The cost is not merely financial, for it is not merely a matter
of photocopying laboratory notebooks or databases. The cost comes in making
the data understandable in the documentation and in diverting scientists from
productive science to transporting of raw data. Who will be responsible for
transmitting data and educating the requestor when data is undecipherable
in its raw form? How would sponsors - and I do not mean the federal government;
many of these are partnerships - feel about how we had identified and appropriately
protected the data accessible through FOIA?
We are very concerned about the diversion of the grantee resources
away from the actual conduct of science to the presentation of data suitable
for public review. This intrusion of a regulation into an orderly process
of scientific productivity is extraordinarily costly. The effort required
by our senior faculty and key investigators to appropriately respond to these
FOIA requests will be enormous. I think it will be beyond the cost.
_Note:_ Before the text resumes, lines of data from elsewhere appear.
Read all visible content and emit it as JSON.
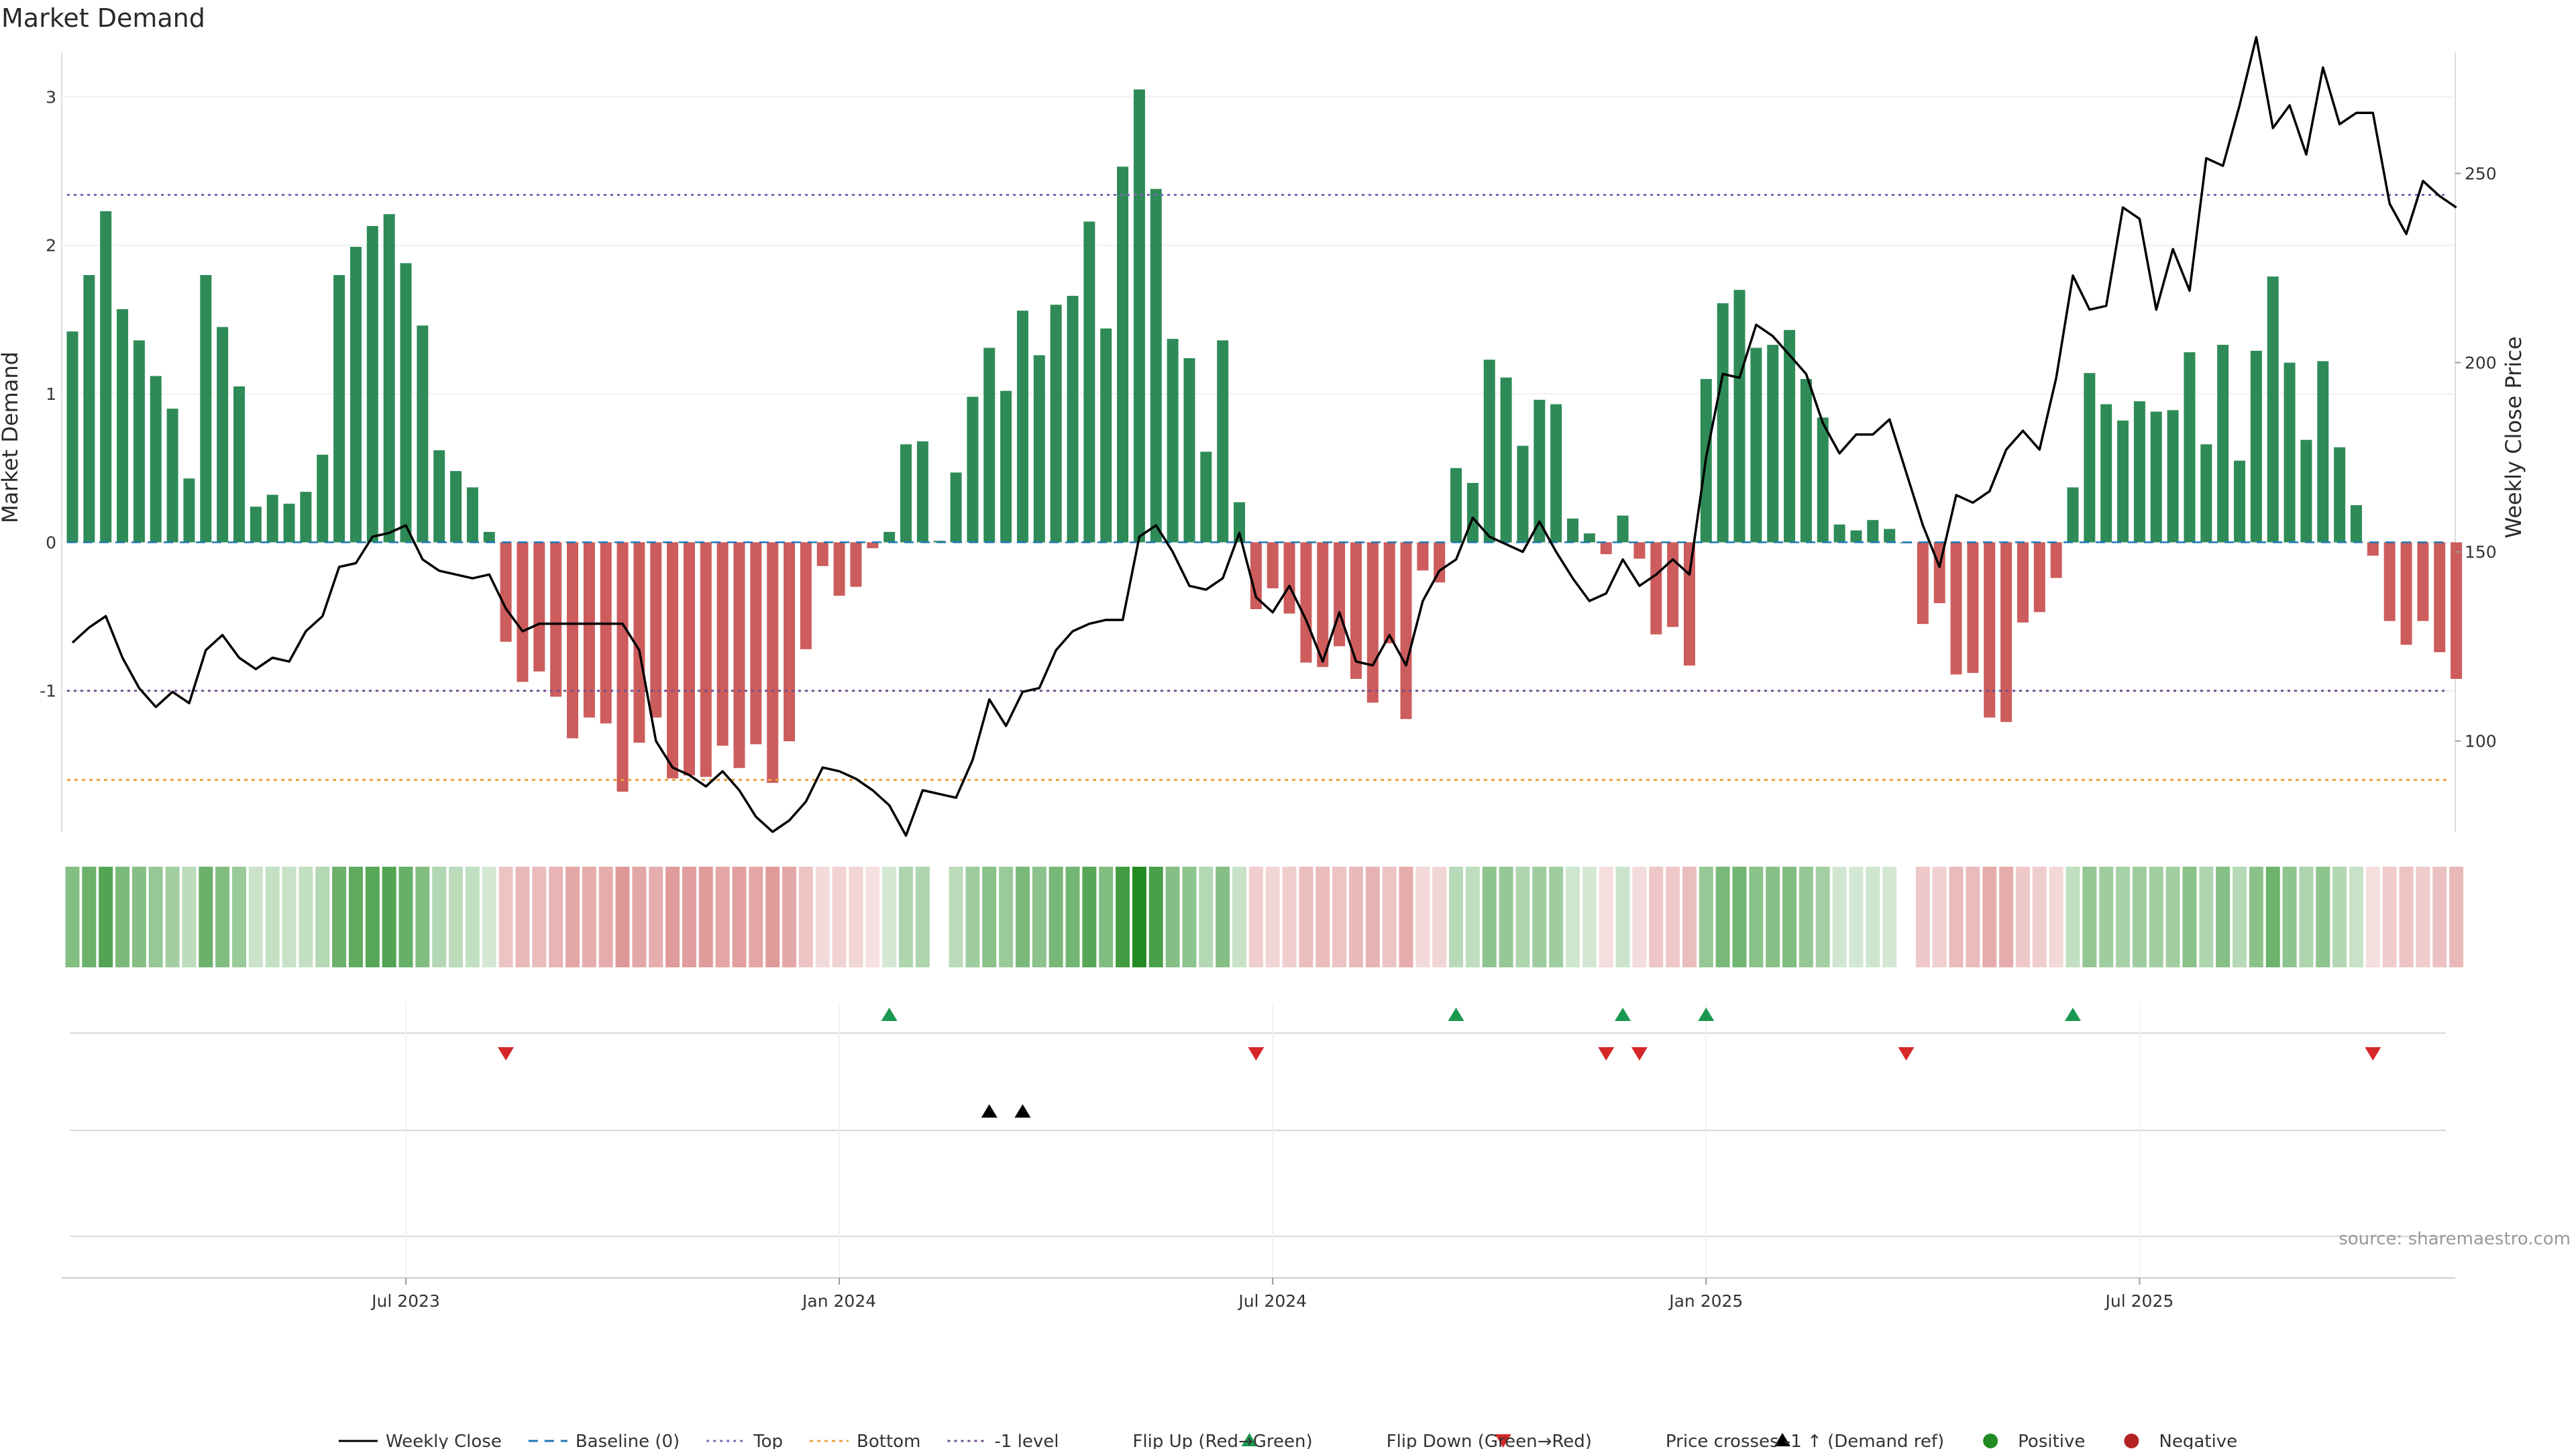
{
  "title": "Market Demand",
  "source": "source: sharemaestro.com",
  "colors": {
    "positive_bar": "#2e8b57",
    "negative_bar": "#cd5c5c",
    "price_line": "#000000",
    "top_line": "#7b68b5",
    "bottom_line": "#f0a040",
    "minus1_line": "#705090",
    "baseline": "#1f77b4",
    "flip_up": "#1a9850",
    "flip_down": "#d62728",
    "cross": "#000000",
    "positive_dot": "#228b22",
    "negative_dot": "#b22222"
  },
  "legend": [
    {
      "key": "weekly_close",
      "label": "Weekly Close"
    },
    {
      "key": "baseline",
      "label": "Baseline (0)"
    },
    {
      "key": "top",
      "label": "Top"
    },
    {
      "key": "bottom",
      "label": "Bottom"
    },
    {
      "key": "minus1",
      "label": "-1 level"
    },
    {
      "key": "flip_up",
      "label": "Flip Up (Red→Green)"
    },
    {
      "key": "flip_down",
      "label": "Flip Down (Green→Red)"
    },
    {
      "key": "cross",
      "label": "Price crosses -1 ↑ (Demand ref)"
    },
    {
      "key": "positive",
      "label": "Positive"
    },
    {
      "key": "negative",
      "label": "Negative"
    }
  ],
  "chart_data": {
    "type": "bar",
    "title": "Market Demand",
    "ylabel": "Market Demand",
    "y2label": "Weekly Close Price",
    "ylim": [
      -1.95,
      3.3
    ],
    "y2lim": [
      76,
      282
    ],
    "yticks": [
      -1,
      0,
      1,
      2,
      3
    ],
    "y2ticks": [
      100,
      150,
      200,
      250
    ],
    "xticks": [
      "Jul 2023",
      "Jan 2024",
      "Jul 2024",
      "Jan 2025",
      "Jul 2025"
    ],
    "xtick_weeks": [
      20,
      46,
      72,
      98,
      124
    ],
    "top_level": 2.34,
    "bottom_level": -1.6,
    "minus1_level": -1,
    "demand": [
      1.42,
      1.8,
      2.23,
      1.57,
      1.36,
      1.12,
      0.9,
      0.43,
      1.8,
      1.45,
      1.05,
      0.24,
      0.32,
      0.26,
      0.34,
      0.59,
      1.8,
      1.99,
      2.13,
      2.21,
      1.88,
      1.46,
      0.62,
      0.48,
      0.37,
      0.07,
      -0.67,
      -0.94,
      -0.87,
      -1.04,
      -1.32,
      -1.18,
      -1.22,
      -1.68,
      -1.35,
      -1.18,
      -1.59,
      -1.57,
      -1.58,
      -1.37,
      -1.52,
      -1.36,
      -1.62,
      -1.34,
      -0.72,
      -0.16,
      -0.36,
      -0.3,
      -0.04,
      0.07,
      0.66,
      0.68,
      0.01,
      0.47,
      0.98,
      1.31,
      1.02,
      1.56,
      1.26,
      1.6,
      1.66,
      2.16,
      1.44,
      2.53,
      3.05,
      2.38,
      1.37,
      1.24,
      0.61,
      1.36,
      0.27,
      -0.45,
      -0.31,
      -0.48,
      -0.81,
      -0.84,
      -0.7,
      -0.92,
      -1.08,
      -0.68,
      -1.19,
      -0.19,
      -0.27,
      0.5,
      0.4,
      1.23,
      1.11,
      0.65,
      0.96,
      0.93,
      0.16,
      0.06,
      -0.08,
      0.18,
      -0.11,
      -0.62,
      -0.57,
      -0.83,
      1.1,
      1.61,
      1.7,
      1.31,
      1.33,
      1.43,
      1.1,
      0.84,
      0.12,
      0.08,
      0.15,
      0.09,
      0,
      -0.55,
      -0.41,
      -0.89,
      -0.88,
      -1.18,
      -1.21,
      -0.54,
      -0.47,
      -0.24,
      0.37,
      1.14,
      0.93,
      0.82,
      0.95,
      0.88,
      0.89,
      1.28,
      0.66,
      1.33,
      0.55,
      1.29,
      1.79,
      1.21,
      0.69,
      1.22,
      0.64,
      0.25,
      -0.09,
      -0.53,
      -0.69,
      -0.53,
      -0.74,
      -0.92
    ],
    "price": [
      126,
      130,
      133,
      122,
      114,
      109,
      113,
      110,
      124,
      128,
      122,
      119,
      122,
      121,
      129,
      133,
      146,
      147,
      154,
      155,
      157,
      148,
      145,
      144,
      143,
      144,
      135,
      129,
      131,
      131,
      131,
      131,
      131,
      131,
      124,
      100,
      93,
      91,
      88,
      92,
      87,
      80,
      76,
      79,
      84,
      93,
      92,
      90,
      87,
      83,
      75,
      87,
      86,
      85,
      95,
      111,
      104,
      113,
      114,
      124,
      129,
      131,
      132,
      132,
      154,
      157,
      150,
      141,
      140,
      143,
      155,
      138,
      134,
      141,
      132,
      121,
      134,
      121,
      120,
      128,
      120,
      137,
      145,
      148,
      159,
      154,
      152,
      150,
      158,
      150,
      143,
      137,
      139,
      148,
      141,
      144,
      148,
      144,
      175,
      197,
      196,
      210,
      207,
      202,
      197,
      184,
      176,
      181,
      181,
      185,
      171,
      157,
      146,
      165,
      163,
      166,
      177,
      182,
      177,
      196,
      223,
      214,
      215,
      241,
      238,
      214,
      230,
      219,
      254,
      252,
      268,
      286,
      262,
      268,
      255,
      278,
      263,
      266,
      266,
      242,
      234,
      248,
      244,
      241
    ]
  }
}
There may be some recourse. We appreciate that OMB, in reading
the statute, listened to our concerns and that it attempted to formulate an
implementation that addressed publication, rulemaking, and policy use. However,
we are convinced, as time passes, that the best-intentioned implementation
will not adequately protect us when we begin with bad statute. We believe
that OMB should take the opportunity now to use its full powers of deliberation
and turn to agencies and external bodies for additional guidance. This is
not something that will be resolved in the short term. We know that there
are opportunities and needs for data sharing policies to be developed. OMB
could make adequate provision for grantee organizations to have a key participatory
role in the determination of which data are turned over to federal agencies.
It cannot be raw data that we have committed to keep confidential. OMB must
find a way to link the grantee organizations and the federal sponsoring agencies
if there is any mechanism for this. The link is not through FOIA. Thank you.